Post-Quantum Cryptography (PQC) is becoming a major focus for large enterprises, with companies like IBM (IBM), Accenture (ACN), and Oracle (ORCL) developing next-generation encryption algorithms to defend against cyberattacks.
IBM’s recent acquisition spree in cybersecurity and hybrid cloud services has analysts predicting a 5% revenue expansion in 2025, making IBM one of the top performers in XLK’s portfolio.
XLK’s Expense Ratio and Growth Potential—Is It Worth the Investment?
With $75 billion in assets, 69 holdings, and a low expense ratio of 0.08%, XLK remains one of the best ways to gain diversified exposure to technology.

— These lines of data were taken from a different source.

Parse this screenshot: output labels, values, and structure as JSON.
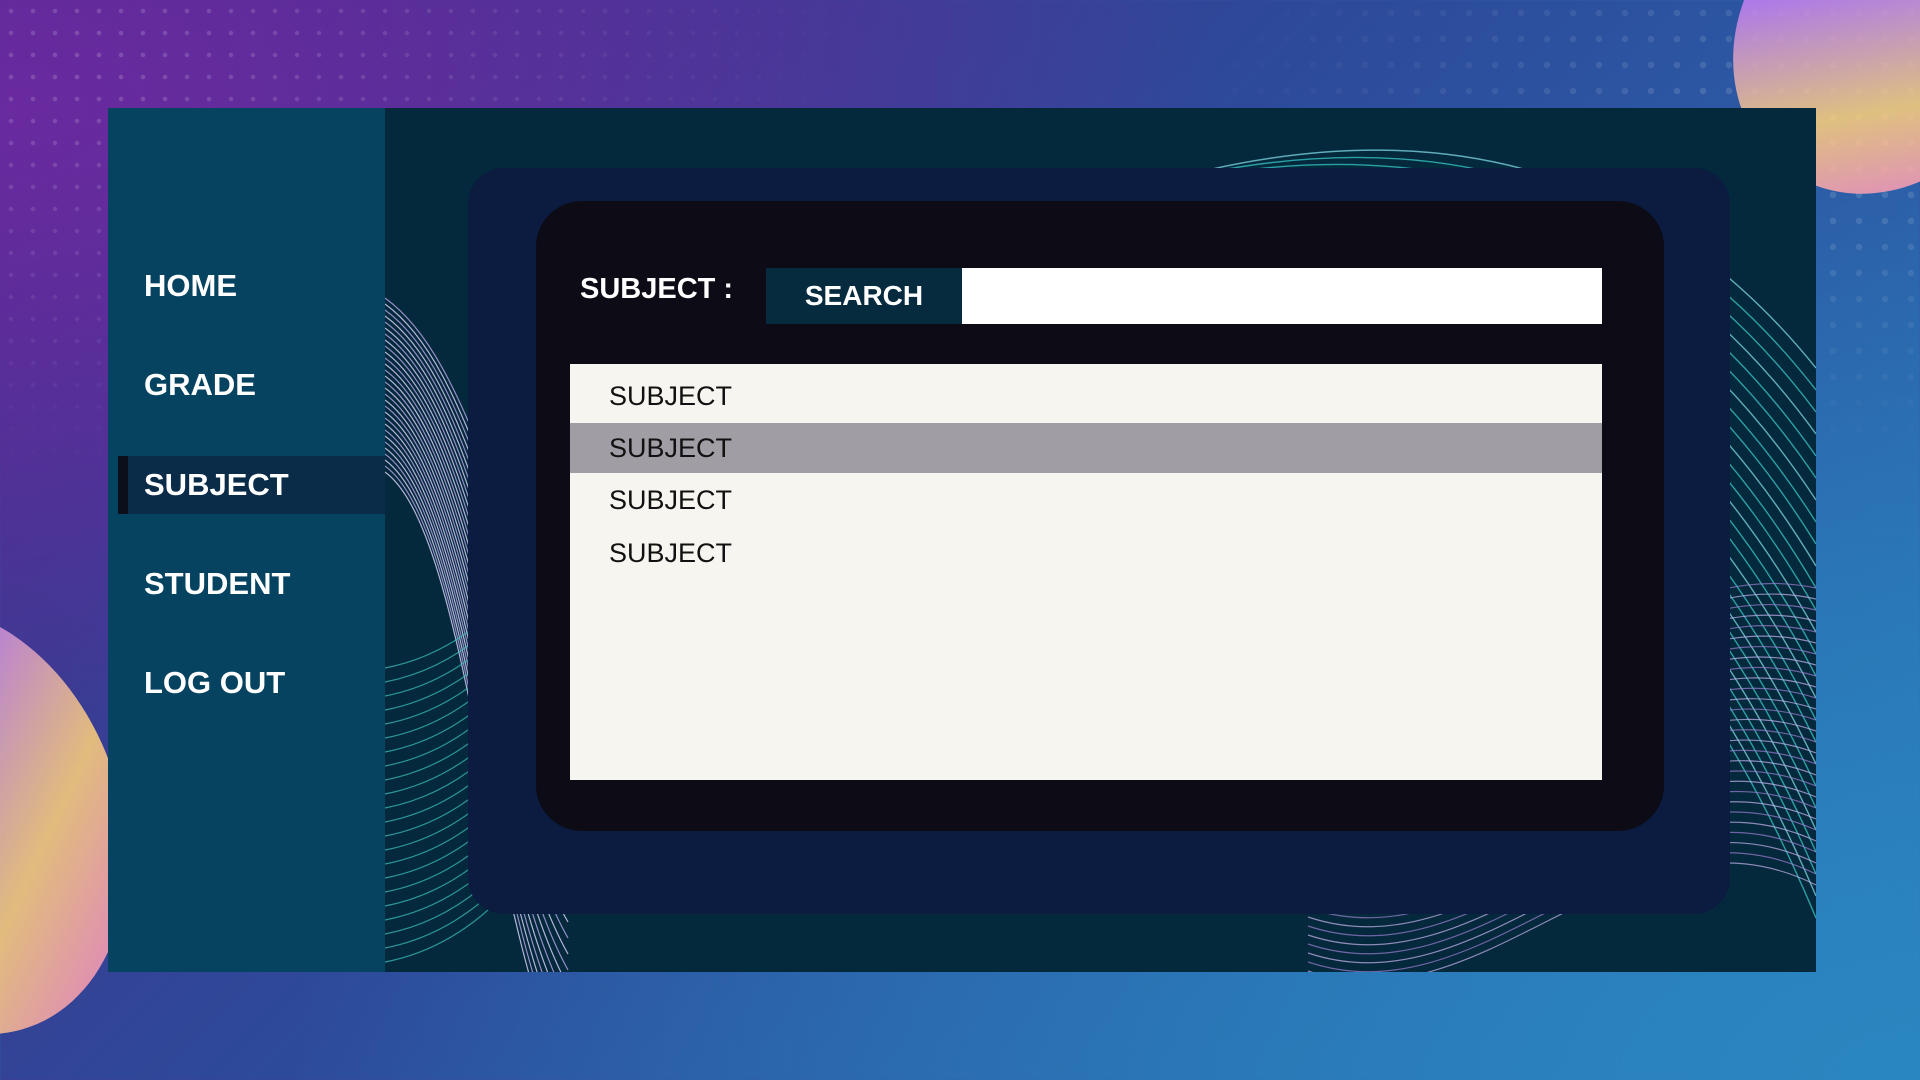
{
  "sidebar": {
    "items": [
      {
        "label": "HOME",
        "active": false
      },
      {
        "label": "GRADE",
        "active": false
      },
      {
        "label": "SUBJECT",
        "active": true
      },
      {
        "label": "STUDENT",
        "active": false
      },
      {
        "label": "LOG OUT",
        "active": false
      }
    ]
  },
  "search": {
    "label": "SUBJECT :",
    "button_label": "SEARCH",
    "value": "",
    "placeholder": ""
  },
  "list": {
    "items": [
      "SUBJECT",
      "SUBJECT",
      "SUBJECT",
      "SUBJECT"
    ],
    "selected_index": 1
  },
  "colors": {
    "sidebar": "#064360",
    "window": "#04283c",
    "panel": "#0d0b15",
    "list_background": "#f6f5ef",
    "selected_row": "#a09da4"
  }
}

The fund’s 3-5 year EPS growth estimate is 18%, justifying a Buy rating, but risks remain. The U.S.-China trade war, potential AI regulation, and competitive pressures could all impact returns.
Final Decision—Buy, Hold, or Sell XLK?
With the Federal Reserve expected to cut interest rates in 2025, tech stocks could outperform after last year’s slowdown.
The strong performance of Nvidia, Broadcom, and Microsoft, along with Apple’s AI transition, suggests XLK is well-positioned for long-term growth.
However, with AI demand cooling off and China’s tech advancements raising competitive concerns, the ETF may see volatility in the short term.
Verdict: XLK remains a strong Buy for long-term investors, but caution is warranted as valuations remain elevated.